M. Gérard BOUGRIER : Cette réunion n’était pas " UCLAT ". Elle était présidée par le directeur général de la police et moi-même, avec, autour de la table, l’ensemble des services de police et la gendarmerie.

M. le Président : Vous connaissiez M. Dragacci ?

M. Gérard BOUGRIER : Je l’ai connu en arrivant en Corse. A l’époque, il était chargé de mission à l’inspection générale de la police, et continuait à venir assez fréquemment en Corse. Je n’imaginais pas, alors, qu’il puisse être nommé un jour directeur du SRPJ.

M. le Président : Pourquoi ?

M. Gérard BOUGRIER : Il avait exercé des fonctions en Corse, précédemment, fonctions dans lesquelles il avait été exposé personnellement. Dans ces conditions, il vaut mieux ne pas revenir pour une deuxième expérience de cette nature.

M. le Rapporteur : Il était le chef de cabinet du préfet adjoint pour la sécurité, M. Lacave, n’est-ce pas ?

M. Gérard BOUGRIER : Exactement.

M. le Président : Vous pensiez que cela comportait des risques pour lui, ou que c’était une source supplémentaire de porosité ?

M. Gérard BOUGRIER : Je pense que cela comportait des risques pour lui ; pour le reste, je n’ai pas de raison d’être aussi catégorique. Mais du danger pour lui, oui, absolument.

M. le Président : Vous-même, lorsque vous étiez en Corse, étiez-vous protégé ?
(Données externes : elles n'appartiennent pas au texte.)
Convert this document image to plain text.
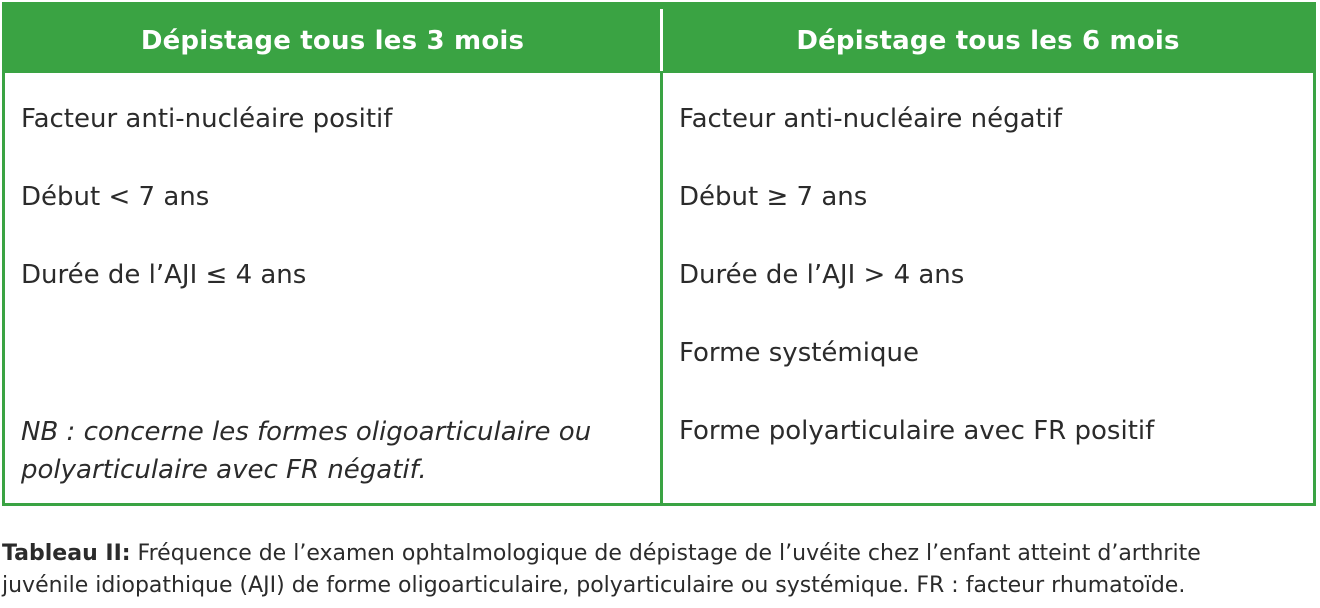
Dépistage tous les 3 mois	Dépistage tous les 6 mois
Facteur anti-nucléaire positif
Début < 7 ans
Durée de l’AJI ≤ 4 ans
NB : concerne les formes oligoarticulaire ou
polyarticulaire avec FR négatif.
Facteur anti-nucléaire négatif
Début ≥ 7 ans
Durée de l’AJI > 4 ans
Forme systémique
Forme polyarticulaire avec FR positif
Tableau II: Fréquence de l’examen ophtalmologique de dépistage de l’uvéite chez l’enfant atteint d’arthrite
juvénile idiopathique (AJI) de forme oligoarticulaire, polyarticulaire ou systémique. FR : facteur rhumatoïde.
M. Gérard BOUGRIER : J’habitais une maison qui était gardée. J’avais un chauffeur qui était supposé assurer ma sécurité. Nous en avons longuement parlé avec Claude Erignac. Se faire protéger suppose une protection lourde, la protection minimale ne servant à rien. Nous avions donc décidé de prendre des précautions, mais pas de nous faire protéger dans nos déplacements ; aussi les trois préfets de Corse se déplaçaient-ils, tant à titre privé qu’à titre professionnel, comme on se déplace sur le continent.

Mme Nicole FEIDT : Le ministère de l’intérieur n’avait-il pas mis en garde le préfet Erignac ?

M. Gérard BOUGRIER : Jusqu’à mon départ, fin novembre 1997, ni Claude Erignac ni moi-même - à moins que Claude Erignac n’ait pas voulu m’en parler - n’avons pressenti la moindre menace précise, et aucune information des services de police et de gendarmerie ne nous a amenés à y penser. Quelque chose s’est-il déclenché ensuite, à partir de la fuite de la note ? Je ne le sais pas. Claude Erignac, à qui j’avais posé la question, ne m’avait rien dit, à moins qu’il n’ait pas voulu me répondre.